The air rights deals stretch back to at least 2015. In June 2015, Dagowitz’s company filed a $22 million suit against 136 Loft Corp. for breach of contract after an air rights deal for 26,000 square feet at 136 West 24th Street went south that January. That case has since been settled, sources said, and Daogwitz instead secured the air rights at 127 and 131 West 24th Streets.

On Nov. 3, 2016, Dagowitz nabbed three neighboring Chelsea properties from The Archdiocese of New York for $50.4 million, property records state. The deal included St. Vincent de Paul church at 123 West 23rd Street and apartment buildings at 116 West 24th Street and 120 West 24th Street. The deal came after the Vatican okayed the sale of the church early last year despite parishioner protestations.
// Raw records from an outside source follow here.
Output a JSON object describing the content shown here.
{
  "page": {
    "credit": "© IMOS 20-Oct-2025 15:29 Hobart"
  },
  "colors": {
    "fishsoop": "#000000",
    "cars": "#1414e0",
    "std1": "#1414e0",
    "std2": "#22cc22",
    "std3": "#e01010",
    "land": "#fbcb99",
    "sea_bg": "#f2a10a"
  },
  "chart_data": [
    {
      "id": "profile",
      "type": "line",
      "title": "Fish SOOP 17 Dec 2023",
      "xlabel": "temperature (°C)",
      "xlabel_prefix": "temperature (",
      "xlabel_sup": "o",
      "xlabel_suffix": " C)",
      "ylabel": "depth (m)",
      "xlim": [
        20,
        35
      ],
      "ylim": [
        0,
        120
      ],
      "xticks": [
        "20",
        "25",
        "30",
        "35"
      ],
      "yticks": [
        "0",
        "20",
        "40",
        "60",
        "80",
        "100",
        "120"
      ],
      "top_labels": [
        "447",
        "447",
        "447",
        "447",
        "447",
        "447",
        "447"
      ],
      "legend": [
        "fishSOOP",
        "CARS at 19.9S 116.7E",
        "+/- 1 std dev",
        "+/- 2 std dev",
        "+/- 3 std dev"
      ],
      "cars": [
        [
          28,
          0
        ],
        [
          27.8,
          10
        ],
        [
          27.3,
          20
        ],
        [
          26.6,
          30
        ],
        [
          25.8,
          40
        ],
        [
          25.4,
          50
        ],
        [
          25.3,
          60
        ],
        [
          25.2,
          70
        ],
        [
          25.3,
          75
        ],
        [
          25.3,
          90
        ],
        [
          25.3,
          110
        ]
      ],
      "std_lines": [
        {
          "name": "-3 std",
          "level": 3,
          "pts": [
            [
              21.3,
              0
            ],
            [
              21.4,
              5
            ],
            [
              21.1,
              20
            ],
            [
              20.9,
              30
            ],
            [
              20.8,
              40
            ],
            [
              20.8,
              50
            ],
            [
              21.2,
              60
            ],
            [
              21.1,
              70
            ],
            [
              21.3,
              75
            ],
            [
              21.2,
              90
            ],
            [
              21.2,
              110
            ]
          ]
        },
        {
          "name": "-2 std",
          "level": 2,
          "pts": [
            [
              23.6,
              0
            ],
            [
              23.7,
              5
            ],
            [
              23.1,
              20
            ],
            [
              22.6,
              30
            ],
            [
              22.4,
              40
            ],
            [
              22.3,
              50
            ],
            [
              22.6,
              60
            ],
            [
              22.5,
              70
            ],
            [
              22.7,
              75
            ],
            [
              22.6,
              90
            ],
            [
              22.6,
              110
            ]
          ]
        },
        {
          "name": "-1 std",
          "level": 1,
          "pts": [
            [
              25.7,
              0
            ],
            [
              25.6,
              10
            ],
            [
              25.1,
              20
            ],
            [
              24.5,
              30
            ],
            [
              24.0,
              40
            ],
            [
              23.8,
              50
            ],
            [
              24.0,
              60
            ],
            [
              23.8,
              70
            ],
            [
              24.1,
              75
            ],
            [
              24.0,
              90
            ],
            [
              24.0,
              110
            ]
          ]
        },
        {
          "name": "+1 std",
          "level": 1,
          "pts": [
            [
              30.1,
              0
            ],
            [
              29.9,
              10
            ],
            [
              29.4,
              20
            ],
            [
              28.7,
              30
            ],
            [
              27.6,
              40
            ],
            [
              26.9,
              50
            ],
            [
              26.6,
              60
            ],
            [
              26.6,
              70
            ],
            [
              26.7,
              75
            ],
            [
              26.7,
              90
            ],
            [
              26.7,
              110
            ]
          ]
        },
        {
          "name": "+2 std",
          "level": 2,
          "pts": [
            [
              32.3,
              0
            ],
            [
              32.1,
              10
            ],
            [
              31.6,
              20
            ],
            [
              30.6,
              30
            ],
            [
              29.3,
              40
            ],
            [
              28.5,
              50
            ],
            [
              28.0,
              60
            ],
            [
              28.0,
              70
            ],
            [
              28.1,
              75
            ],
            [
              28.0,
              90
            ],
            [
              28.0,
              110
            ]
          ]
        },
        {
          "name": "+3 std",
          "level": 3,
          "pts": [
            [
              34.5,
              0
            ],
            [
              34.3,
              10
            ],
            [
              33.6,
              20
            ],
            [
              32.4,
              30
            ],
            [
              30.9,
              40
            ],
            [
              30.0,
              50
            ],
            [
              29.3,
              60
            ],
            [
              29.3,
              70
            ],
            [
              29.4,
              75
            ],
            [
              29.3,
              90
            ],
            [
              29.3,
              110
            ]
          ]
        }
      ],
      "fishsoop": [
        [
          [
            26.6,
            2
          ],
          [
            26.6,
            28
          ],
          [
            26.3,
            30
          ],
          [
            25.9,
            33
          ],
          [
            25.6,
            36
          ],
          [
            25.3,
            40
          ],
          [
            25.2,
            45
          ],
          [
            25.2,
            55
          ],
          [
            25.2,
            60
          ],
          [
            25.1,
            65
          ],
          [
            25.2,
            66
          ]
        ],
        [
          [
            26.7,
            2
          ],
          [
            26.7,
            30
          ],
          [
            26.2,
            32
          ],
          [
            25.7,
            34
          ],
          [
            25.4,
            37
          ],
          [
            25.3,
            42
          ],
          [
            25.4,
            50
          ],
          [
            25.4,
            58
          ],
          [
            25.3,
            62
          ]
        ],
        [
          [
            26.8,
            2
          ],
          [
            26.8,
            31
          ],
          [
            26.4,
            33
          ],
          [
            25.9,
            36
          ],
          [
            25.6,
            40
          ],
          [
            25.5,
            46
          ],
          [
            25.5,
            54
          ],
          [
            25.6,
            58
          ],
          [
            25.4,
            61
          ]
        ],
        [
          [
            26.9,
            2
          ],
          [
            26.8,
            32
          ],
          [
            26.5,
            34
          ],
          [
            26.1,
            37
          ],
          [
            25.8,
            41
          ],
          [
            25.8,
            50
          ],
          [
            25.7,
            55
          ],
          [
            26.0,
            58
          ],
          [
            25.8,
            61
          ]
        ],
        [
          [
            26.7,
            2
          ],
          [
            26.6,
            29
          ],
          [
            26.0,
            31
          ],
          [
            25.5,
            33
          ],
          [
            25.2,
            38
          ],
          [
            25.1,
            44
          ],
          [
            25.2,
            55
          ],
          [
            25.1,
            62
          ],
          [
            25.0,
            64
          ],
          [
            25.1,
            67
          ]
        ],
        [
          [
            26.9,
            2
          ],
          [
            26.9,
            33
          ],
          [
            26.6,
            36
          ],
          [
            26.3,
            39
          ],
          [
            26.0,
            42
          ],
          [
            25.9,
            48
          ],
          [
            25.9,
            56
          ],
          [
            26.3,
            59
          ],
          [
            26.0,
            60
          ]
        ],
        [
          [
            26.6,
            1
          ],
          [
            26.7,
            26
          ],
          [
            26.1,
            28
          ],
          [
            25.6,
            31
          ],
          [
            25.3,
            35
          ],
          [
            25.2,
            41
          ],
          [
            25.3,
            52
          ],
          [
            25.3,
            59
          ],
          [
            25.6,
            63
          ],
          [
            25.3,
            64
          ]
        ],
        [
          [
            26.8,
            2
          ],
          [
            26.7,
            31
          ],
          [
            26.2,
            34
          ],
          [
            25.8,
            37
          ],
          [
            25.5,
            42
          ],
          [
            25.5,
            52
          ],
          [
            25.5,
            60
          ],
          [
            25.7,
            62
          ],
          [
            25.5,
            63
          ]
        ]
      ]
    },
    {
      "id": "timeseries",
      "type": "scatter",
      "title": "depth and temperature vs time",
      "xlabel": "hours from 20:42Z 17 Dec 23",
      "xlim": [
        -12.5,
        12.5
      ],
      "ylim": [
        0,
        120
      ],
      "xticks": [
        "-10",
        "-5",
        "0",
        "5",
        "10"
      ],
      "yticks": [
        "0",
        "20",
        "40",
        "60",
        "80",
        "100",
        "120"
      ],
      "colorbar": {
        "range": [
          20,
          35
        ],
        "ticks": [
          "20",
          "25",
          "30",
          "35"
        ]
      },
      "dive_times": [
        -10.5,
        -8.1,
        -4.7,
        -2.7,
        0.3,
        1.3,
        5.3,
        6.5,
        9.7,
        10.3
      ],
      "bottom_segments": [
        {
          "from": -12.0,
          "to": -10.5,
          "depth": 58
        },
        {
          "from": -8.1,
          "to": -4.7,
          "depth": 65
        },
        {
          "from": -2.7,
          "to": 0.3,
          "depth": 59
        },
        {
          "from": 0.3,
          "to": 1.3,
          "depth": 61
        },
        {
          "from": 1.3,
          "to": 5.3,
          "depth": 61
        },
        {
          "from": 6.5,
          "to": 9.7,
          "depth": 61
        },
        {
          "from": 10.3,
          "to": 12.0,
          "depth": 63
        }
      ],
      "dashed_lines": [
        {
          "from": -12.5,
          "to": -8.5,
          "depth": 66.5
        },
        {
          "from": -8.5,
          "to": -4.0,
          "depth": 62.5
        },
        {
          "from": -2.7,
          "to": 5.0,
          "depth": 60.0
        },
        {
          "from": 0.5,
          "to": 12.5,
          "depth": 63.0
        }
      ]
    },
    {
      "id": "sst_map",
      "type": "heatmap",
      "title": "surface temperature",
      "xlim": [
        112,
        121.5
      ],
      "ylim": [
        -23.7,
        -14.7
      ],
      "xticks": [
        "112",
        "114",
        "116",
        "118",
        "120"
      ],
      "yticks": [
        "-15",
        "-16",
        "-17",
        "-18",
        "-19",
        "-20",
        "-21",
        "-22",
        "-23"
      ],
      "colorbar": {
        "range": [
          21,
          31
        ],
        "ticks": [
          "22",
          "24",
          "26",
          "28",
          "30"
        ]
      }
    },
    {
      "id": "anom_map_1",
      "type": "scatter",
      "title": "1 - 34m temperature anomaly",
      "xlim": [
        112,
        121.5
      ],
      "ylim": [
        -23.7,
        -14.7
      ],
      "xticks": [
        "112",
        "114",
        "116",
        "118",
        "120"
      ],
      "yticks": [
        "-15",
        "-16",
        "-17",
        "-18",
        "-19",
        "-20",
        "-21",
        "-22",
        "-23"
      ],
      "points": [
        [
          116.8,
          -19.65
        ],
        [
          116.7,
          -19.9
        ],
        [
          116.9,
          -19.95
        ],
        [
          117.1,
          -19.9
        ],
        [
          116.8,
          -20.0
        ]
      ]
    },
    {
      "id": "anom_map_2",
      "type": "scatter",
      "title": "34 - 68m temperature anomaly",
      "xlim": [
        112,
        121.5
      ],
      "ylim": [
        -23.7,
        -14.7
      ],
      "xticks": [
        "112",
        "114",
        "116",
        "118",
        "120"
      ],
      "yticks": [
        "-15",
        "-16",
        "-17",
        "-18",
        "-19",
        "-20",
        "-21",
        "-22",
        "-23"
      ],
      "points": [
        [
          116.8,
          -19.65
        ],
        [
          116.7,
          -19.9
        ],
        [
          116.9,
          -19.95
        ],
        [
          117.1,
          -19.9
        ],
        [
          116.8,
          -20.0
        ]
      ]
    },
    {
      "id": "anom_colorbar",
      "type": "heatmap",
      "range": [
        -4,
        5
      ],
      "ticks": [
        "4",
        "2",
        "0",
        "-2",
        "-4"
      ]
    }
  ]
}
At the time of the $50.4 million deal, Dagowitz received a $65 million loan from Bank of America, which in part paid off $12.6 million of debt on the Chelsea Bed & Breakfast, public documents show. Dagowitz bought the former inn at 131 West 23rd Street in February 2015 for $11.3 million, property records indicate. The Fisherman clan opened the inn in 1998.

While in May 2015 Dagowitz filed a permit with the city to demolish the four-story bed-and-breakfast building, sources said Dagowitz is contemplating uses for the entire 243,000-square-foot site.

There were no brokers involved in any of the deals, sources said, and Dagowitz was not reachable for comment.